Bien que les oppositions fassent de son « absence » un argument de campagne, il a fait le 2 mars un discours télévisé uniquement consacré à l'Ukraine et il a annulé un meeting qui devait avoir lieu le 5 mars. La question se pose : est-il possible qu'il se contente d'être candidat en remplaçant sa campagne par son activité diplomatique ? Il n'y a rien, en droit, qui l'en empêche. Mais il doit compter avec une irritation, un agacement, une colère de plus en plus intenses chez ses dix adversaires qui veulent en découdre et le somment de participer à des débats télévisés.
L'idée que, à la télévision, il puisse être opposé à dix rivaux qui n'ont en commun que le ressentiment qu'il leur inspire, a tout de même quelque chose d'injuste. Il ne devrait pas vouloir s'exposer de la sorte et tentera d'obtenir un débat au second tour avec celui ou celle qui aura franchi le cap du premier. On se doute bien que les autres candidats ne l'entendront pas de cette oreille, leur seul espoir étant de gagner en popularité à la faveur d'un duel avec le président sortant.

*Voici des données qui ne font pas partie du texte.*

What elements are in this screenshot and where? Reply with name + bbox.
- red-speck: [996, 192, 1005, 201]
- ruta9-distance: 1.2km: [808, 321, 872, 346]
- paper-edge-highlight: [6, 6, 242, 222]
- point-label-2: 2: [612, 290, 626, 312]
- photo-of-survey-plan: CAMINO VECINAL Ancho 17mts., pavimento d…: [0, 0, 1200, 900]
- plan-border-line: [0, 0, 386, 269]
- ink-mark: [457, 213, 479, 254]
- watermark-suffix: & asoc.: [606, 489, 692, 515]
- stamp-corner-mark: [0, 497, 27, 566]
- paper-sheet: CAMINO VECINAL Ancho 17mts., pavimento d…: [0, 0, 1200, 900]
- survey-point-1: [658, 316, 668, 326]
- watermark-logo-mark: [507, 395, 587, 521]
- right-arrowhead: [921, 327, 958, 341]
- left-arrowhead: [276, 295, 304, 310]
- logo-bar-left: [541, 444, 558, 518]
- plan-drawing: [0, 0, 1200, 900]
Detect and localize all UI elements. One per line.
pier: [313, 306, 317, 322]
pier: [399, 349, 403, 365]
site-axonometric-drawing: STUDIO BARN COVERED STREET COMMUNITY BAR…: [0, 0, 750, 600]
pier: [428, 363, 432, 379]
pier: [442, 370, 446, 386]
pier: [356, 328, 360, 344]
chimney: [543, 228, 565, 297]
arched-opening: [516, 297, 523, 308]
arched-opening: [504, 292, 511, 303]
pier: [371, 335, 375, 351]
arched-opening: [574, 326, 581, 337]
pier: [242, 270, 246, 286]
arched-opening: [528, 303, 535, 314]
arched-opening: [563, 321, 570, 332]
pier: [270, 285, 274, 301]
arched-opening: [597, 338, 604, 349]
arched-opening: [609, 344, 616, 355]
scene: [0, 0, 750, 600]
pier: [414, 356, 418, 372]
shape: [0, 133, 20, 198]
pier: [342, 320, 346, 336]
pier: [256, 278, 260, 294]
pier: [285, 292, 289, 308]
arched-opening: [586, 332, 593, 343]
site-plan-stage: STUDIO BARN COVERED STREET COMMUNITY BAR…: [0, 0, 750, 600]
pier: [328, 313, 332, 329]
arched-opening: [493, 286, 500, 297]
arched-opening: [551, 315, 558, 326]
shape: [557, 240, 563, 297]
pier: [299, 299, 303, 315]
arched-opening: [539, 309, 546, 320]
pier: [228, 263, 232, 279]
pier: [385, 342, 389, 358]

Dans le domaine de la communication des candidats, la Constitution ne prévoit rien de coercitif. Il serait surprenant que le président de la République qui, s'il avait été aussi sage que ses conseillers, n'aurait pas fait à ce jour la moitié de ce qu'il a accompli, accepte les conditions que l'opposition veut lui imposer. En revanche, il ne saurait disparaître de la scène nationale, s'il veut toujours obtenir un second quinquennat. À supposer qu'il n'ait pas envie de dresser un bilan de sa présidence, il lui suffirait de donner aux Français des informations sur son action concernant l'Ukraine.
Droite et gauche laminées
Droite et gauche ne s'en contenteront pas, qui exigent, au nom d'on ne sait quel règlement, un vaste débat sur ce qu'il a pu faire de bien et de moins bien. Il sera toujours temps de mettre fin à ces enfantillages. La vérité, telle qu'elle est inscrite dans des enquêtes d'opinion qui montrent une avance de M. Macron sans doute impossible à rattraper, est que 2022 a sonné le glas à la fois de la droite et de la gauche. Valérie Pécresse, en effet, n'est plus en mesure de défier le président sortant. Elle est au cinquième rang des candidats et il est probable que seule Marine Le Pen arrivera au second tour. Si la droite classique est défaite, il lui faudra des années pour retrouver un peu de santé et surtout préparer la présidentielle de 2027, qui ne sera pas non plus pour elle une partie de plaisir, dès lors que l'ancien Premier ministre, Édouard Philippe, entend bien prendre le relais des mains de Macron.
La gauche, elle, est dévastée. Pour l'honneur, Anne Hidalgo, a tenu à rester jusqu'au bout, ce qui lui vaudra un score désastreux. Christiane Taubira, qui croyait que, à la faveur de la panique à gauche, elle allait rassembler toutes les forces de gauche, constate qu'elle va faire moins de 2 %. Seul Jean-Luc Mélenchon dépassera les 10 %, mais sans pouvoir se qualifier pour le second tour. Le terrible constat national sera que le score des extrêmes, de droite ou de gauche, marquera la scrutin présidentiel et qu'une seule force, celles des centristes associés à la République en marche et à Macron, empêchera une dérive extrémiste qui nous coûterait très cher.
La guerre faite à l'Ukraine est un énorme gémissement de l'Histoire. C'est un événement qui fait pâlir nos questions nationales. Mais c'est aussi une occasion de démontrer ce qui arrive à l'Europe quand elle est désunie, quand elle a peur de son ombre, quand elle assiste sans réagir à la confiscation pure et simple d'un pays libre. Tout en réaffirmant notre solidarité avec le peuple urkrainien, nous n'avons pas d'autre choix que de nous armer contre une puissance soudain devenue maléfique et qui ne nous fera pas de quartier si nous manquons de fermeté.